Victor Bosc était l’un des délégués des bataillons de la Garde nationale qui furent adjoints à la Commission départementale après le retrait des délégués du club républicain de la Garde nationale et de la municipalité. Il réussit à s’enfuir en Italie et fut condamné le 30 janvier 1872, par contumace, par le Conseil de guerre à la déportation dans une enceinte fortifiée.

 

Gavard, le célèbre commandant d’un bataillon de la garde civique, chargé des arrestations durant la Commune de mars-avril 71, et qui aurait aussi été aide-de-camp de Pélissier, le général des insurgés, fut jugé par contumace le 24 janvier 1872 et condamné à la peine de mort.

 

Étienne Louis Combe, ouvrier vernisseur en chaises, avait participé à Marseille à la journée du 8 août 1870, puis le 28 septembre 1870, avec André Bastelica, à la tentative d’insurrection lyonnaise dirigée par Bakounine et Cluseret.
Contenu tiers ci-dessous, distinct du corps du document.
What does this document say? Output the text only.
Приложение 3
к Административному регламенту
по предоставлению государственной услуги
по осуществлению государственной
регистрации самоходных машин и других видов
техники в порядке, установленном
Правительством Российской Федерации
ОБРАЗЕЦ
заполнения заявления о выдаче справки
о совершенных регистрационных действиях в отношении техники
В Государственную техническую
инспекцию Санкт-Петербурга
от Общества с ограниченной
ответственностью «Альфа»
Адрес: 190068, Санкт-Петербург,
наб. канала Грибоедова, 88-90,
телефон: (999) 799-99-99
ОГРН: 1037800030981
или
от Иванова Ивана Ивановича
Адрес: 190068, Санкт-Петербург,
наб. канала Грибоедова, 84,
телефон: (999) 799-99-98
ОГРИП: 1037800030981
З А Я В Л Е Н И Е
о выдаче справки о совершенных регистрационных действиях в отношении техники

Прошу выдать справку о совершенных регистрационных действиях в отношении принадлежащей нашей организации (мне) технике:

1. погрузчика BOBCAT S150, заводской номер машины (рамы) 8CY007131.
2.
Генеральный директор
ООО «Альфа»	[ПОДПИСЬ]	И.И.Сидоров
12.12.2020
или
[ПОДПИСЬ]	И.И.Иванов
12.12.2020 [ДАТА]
Il fut condamné par contumace par le conseil de guerre de Lyon à la déportation, puis le 12 février 1872, toujours par contumace, par le conseil de guerre de Marseille, à quatre ans de prison, mille francs d’amende et dix ans d’interdiction pour avoir participé à la Commune de Marseille et pour avoir été l’un des chefs de l’Internationale du 9 septembre 1870 au 4 avril 1871, selon le tribunal.

 

Firmin Guilhard fut l’un des membres de la Commission départementale. Il fut condamné par contumace, le 26 janvier 1872, par le conseil de guerre, à la peine de mort. Il s’était réfugié à Londres.

 

André Bastelica n'avait pas participé à la Commune de Marseille de mars-avril 71, et pour cause, il était à Paris. La Commune de Paris le chargea des fonctions de directeur des contributions indirectes.  Après la fin de la Commune, où il aurait été grièvement blessé sur les barricades, il parvint à se réfugier à Londres, puis en octobre 1871, il gagna Neuchâtel et travailla dans l’imprimerie de James Guillaume, un des fondateurs de la fédération jurassienne (internationalistes anti-autoritaires). Bastelica fut condamné par contumace à plusieurs reprises : par le conseil de guerre de Lyon en août 1871, à la déportation dans une enceinte fortifiée pour sa participation à l’insurrection de Lyon du 28 septembre 1870;  par le tribunal de 1ère instance de la Seine en mars 1872 à cinq ans de prison  pour usurpation de fonctions. Le conseil de guerre de Marseille ne l'oublia pas et le condamna à quatre ans de prison, 1 000 F d’amende et dix ans de privation des droits civiques, en février 1872, pour affiliation à l’Internationale.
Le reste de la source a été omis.